Malden, MA asked in Divorce, Estate Planning and Real Estate Law for Massachusetts

Q: Does a trust protect my home purchased before marriage if I am to get divorced?

1 Lawyer Answer
Michael M Marques
Michael M Marques
Answered
  • Estate Planning Lawyer
  • Boston, MA
  • Licensed in Massachusetts

A: There are a couple of factors to review. a) Was the home placed in a trust prior to or after the marriage? b) Is the trust revocable or irrevocable? c) Whose benefit was the trust intended for? Until recently, trusts were seen as assets when a court decided how assets were to be distributed upon divorce. This still applies to a revocable trust, but may not now to an irrevocable trust. Depending on timing, the terms of the trust, the trust property, and the nature of the beneficial interest, a spouse’s interest in a trust may or may not constitute a divisible asset in a Massachusetts divorce.

Generally speaking, a trust maker "testator" cannot prevent his or her assets from being divided in a divorce by placing the assets in a revocable trust.

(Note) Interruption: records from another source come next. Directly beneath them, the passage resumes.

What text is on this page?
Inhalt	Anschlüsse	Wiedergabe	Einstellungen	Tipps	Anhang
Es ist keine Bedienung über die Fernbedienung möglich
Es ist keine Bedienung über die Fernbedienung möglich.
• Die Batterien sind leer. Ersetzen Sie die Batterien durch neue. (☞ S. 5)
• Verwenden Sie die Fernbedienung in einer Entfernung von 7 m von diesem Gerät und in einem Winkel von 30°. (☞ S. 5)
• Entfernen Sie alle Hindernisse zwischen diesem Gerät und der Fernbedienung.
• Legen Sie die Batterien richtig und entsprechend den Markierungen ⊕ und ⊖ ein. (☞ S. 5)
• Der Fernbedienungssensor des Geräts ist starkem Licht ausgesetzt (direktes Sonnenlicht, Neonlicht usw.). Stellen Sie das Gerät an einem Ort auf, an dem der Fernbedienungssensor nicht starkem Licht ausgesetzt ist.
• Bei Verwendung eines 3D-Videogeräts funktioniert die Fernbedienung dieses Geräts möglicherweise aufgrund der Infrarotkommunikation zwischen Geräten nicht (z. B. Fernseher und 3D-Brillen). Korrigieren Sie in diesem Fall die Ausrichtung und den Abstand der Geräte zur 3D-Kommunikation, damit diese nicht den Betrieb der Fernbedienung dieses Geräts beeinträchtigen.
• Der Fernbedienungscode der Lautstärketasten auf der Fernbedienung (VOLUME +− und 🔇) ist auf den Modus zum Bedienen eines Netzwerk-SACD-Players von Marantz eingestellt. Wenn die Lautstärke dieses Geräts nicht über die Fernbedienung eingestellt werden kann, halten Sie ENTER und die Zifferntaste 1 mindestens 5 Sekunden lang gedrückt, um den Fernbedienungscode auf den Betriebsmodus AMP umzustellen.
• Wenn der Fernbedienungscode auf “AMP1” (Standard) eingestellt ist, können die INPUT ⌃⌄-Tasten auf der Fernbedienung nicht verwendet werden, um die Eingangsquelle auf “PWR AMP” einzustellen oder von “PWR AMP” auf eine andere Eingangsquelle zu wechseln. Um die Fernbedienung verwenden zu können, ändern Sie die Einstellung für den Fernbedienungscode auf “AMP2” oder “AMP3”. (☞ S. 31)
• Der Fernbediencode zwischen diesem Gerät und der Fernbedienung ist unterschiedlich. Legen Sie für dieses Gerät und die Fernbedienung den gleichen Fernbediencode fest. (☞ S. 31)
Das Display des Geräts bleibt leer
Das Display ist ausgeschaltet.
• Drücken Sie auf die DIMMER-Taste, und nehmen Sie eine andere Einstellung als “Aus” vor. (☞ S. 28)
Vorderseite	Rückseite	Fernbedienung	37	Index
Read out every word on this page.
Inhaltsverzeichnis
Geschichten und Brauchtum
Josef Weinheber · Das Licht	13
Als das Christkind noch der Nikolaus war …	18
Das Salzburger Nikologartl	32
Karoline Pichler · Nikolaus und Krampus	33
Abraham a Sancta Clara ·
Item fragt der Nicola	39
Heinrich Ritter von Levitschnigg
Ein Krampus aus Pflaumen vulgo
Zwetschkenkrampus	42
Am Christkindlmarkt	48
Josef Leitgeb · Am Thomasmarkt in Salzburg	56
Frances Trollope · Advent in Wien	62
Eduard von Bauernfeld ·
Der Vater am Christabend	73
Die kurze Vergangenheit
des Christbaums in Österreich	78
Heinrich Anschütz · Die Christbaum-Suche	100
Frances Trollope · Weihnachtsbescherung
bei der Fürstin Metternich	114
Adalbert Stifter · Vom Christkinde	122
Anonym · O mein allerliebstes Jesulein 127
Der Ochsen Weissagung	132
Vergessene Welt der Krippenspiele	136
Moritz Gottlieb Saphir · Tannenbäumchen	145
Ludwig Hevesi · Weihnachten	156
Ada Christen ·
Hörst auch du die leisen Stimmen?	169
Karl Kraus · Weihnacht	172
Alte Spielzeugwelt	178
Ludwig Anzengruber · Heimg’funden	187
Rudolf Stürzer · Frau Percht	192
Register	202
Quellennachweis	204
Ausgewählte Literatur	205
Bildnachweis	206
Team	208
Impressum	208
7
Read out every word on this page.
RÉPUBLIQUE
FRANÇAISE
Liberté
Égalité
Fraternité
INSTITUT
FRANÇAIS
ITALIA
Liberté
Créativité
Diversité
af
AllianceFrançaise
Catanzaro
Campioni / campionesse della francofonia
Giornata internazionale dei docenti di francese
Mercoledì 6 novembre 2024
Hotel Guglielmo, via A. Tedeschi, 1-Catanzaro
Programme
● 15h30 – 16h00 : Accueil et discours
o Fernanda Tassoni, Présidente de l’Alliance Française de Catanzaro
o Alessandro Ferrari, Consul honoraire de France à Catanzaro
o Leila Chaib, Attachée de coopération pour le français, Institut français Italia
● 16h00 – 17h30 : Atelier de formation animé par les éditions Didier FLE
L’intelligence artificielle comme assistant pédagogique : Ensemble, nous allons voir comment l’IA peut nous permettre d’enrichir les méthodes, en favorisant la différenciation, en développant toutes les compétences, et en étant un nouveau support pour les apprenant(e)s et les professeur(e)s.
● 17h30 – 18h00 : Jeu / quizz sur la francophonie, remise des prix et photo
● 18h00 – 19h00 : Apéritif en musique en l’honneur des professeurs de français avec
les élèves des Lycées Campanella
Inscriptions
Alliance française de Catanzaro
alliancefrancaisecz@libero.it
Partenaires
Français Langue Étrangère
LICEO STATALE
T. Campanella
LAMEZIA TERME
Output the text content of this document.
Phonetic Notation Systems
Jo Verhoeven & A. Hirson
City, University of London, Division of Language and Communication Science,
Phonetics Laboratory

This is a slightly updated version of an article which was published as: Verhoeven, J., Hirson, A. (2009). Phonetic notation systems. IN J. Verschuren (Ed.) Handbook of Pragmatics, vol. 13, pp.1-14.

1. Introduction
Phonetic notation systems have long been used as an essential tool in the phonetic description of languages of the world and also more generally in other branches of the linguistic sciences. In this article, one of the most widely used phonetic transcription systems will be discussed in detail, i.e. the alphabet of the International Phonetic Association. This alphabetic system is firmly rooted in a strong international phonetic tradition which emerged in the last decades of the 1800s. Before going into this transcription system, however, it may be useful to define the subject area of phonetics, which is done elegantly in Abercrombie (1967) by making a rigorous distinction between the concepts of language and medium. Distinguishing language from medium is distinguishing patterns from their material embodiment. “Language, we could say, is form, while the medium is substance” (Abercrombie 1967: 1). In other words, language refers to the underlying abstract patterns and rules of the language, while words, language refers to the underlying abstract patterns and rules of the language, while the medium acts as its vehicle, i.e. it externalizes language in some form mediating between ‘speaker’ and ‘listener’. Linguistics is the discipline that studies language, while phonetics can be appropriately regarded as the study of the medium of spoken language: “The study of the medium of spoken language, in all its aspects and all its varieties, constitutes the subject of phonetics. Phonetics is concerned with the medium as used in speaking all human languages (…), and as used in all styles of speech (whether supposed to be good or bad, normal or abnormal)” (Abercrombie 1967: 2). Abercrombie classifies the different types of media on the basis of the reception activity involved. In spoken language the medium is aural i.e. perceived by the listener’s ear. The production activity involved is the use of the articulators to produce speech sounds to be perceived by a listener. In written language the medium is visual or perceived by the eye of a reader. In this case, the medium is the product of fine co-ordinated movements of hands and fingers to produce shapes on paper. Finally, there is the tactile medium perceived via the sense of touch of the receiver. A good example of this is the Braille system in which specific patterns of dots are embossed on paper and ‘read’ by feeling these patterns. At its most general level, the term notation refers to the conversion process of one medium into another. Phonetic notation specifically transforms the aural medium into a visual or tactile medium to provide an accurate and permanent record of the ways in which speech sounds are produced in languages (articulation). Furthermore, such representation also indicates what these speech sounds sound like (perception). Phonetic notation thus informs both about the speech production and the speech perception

Since the trust can be revoked, most courts will continue to view the testator as the true owner of any assets held by the trust at the time of the divorce. If a testator creates a trust for his or her own benefit, to hold his or her own assets, then the beneficial interest is generally a divisible asset in a divorce. In this case, you generally cannot avoid the division of assets by placing your own assets in an irrevocable trust for your own benefit. However, if the trust is created by a husband for the benefit of someone other than the wife, for example the husband's siblings, then the property will likely be excluded from the division of assets.

The appellate decision in Massachusetts' Pfannenstiehl v. Pfannenstiehl is the case to look at. This is where the Supreme Judicial Court "SJC" ultimately decided that a husband’s interest in an irrevocable spendthrift trust, created for the benefit of the husband and his siblings and their children was so speculative as to constitute nothing more than an expectancy, and therefore not assignable to the marital estate. The trust contained a standard “spendthrift clause”. It stated “neither the principal nor income of any trust created hereunder shall be subject to alienation, pledge, assignment or other anticipation by the person for whom the same is intended, nor attachment, execution, garnishment or other seizure under any legal, equitable or other process.” The SJC affirmed a long-standing general rule that in most cases, such interests are excluded from division in a divorce.